While the Legislature was in session, University President John Moseley said conversations about Lincoln’s land grant funding had been floating around for years, but only recently did lawmakers start understanding the value LU Cooperative Research and Extension provides to Missouri farmers and the agriculture industry.
LU extension serves about 47 counties throughout Missouri with a variety of agriculture resources and information. The university is a national leader in industrial hemp research and offers programming related to gardening, small ruminant animals (like sheep and goats), aquaculture, and crop pest and disease management.
Haley said he wasn’t aware of the state neglecting Lincoln’s land grant appropriation until Moseley visited him last session.

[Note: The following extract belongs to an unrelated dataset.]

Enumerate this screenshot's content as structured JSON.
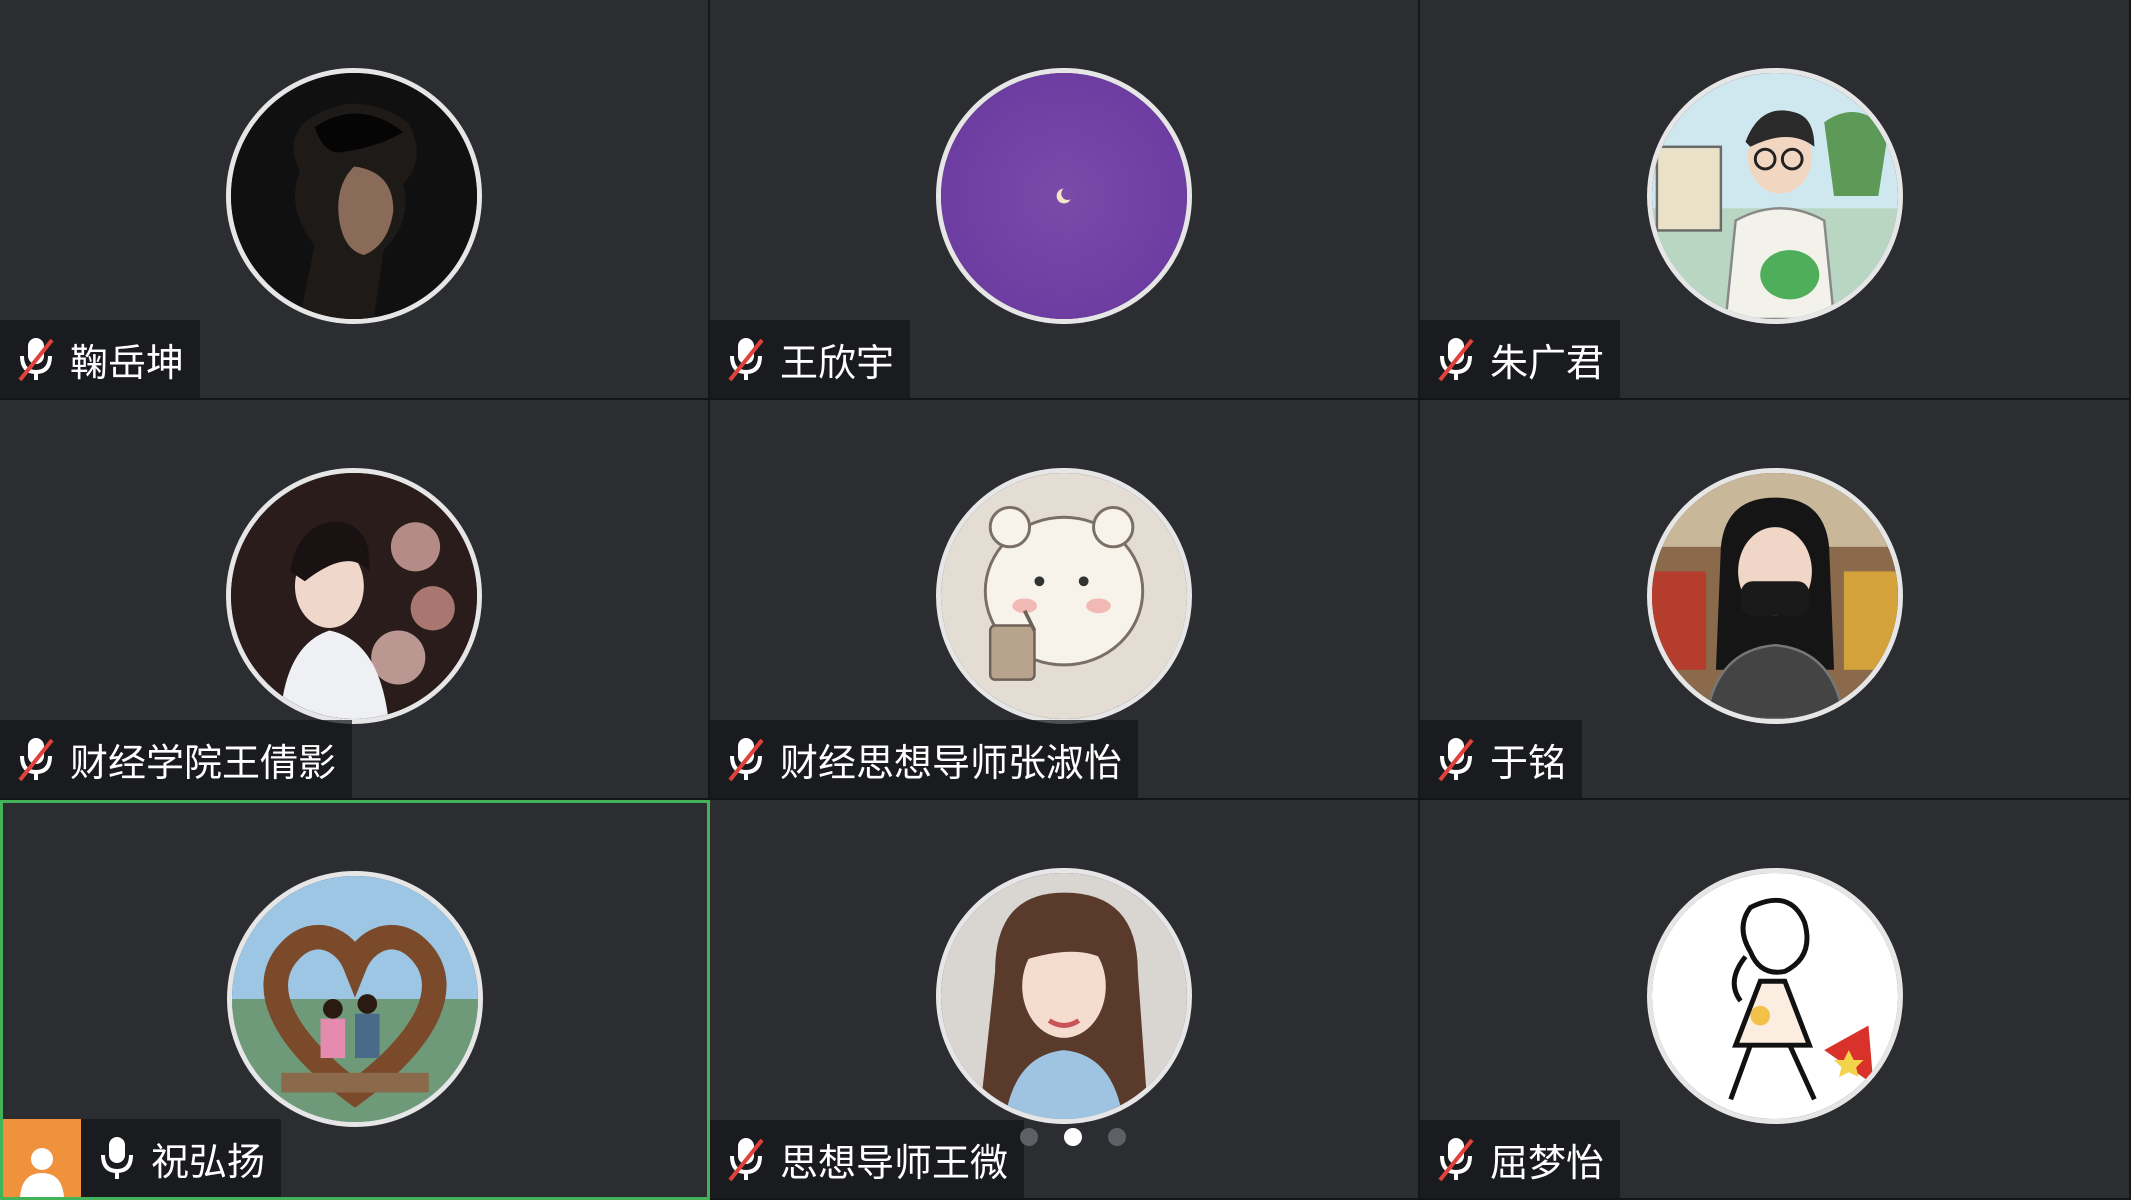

“He educated us in how it was lacking and lagging behind,” he said. “To me, that was a priority to make sure we increase our funding to where it should be and with the state of Missouri’s financial situation the way it is, I would like to see that continue.”
Moseley thanked lawmakers for supporting Lincoln’s land grant mission during the most recent legislative session, which ended in May.
“Land grant funding ensures opportunities are shared in an equitable manner for minorities in education, and LU remains committed to fulfilling our mission and responsibility of supporting rural communities and making a global impact through our research and outreach,” he said.
“We’re doing tremendous things throughout the state in this area, including feeding trials for small animals,” he continued. “The outcome of these trials and soil studies will help different regions of our great state, from the northwest to the Bootheel.”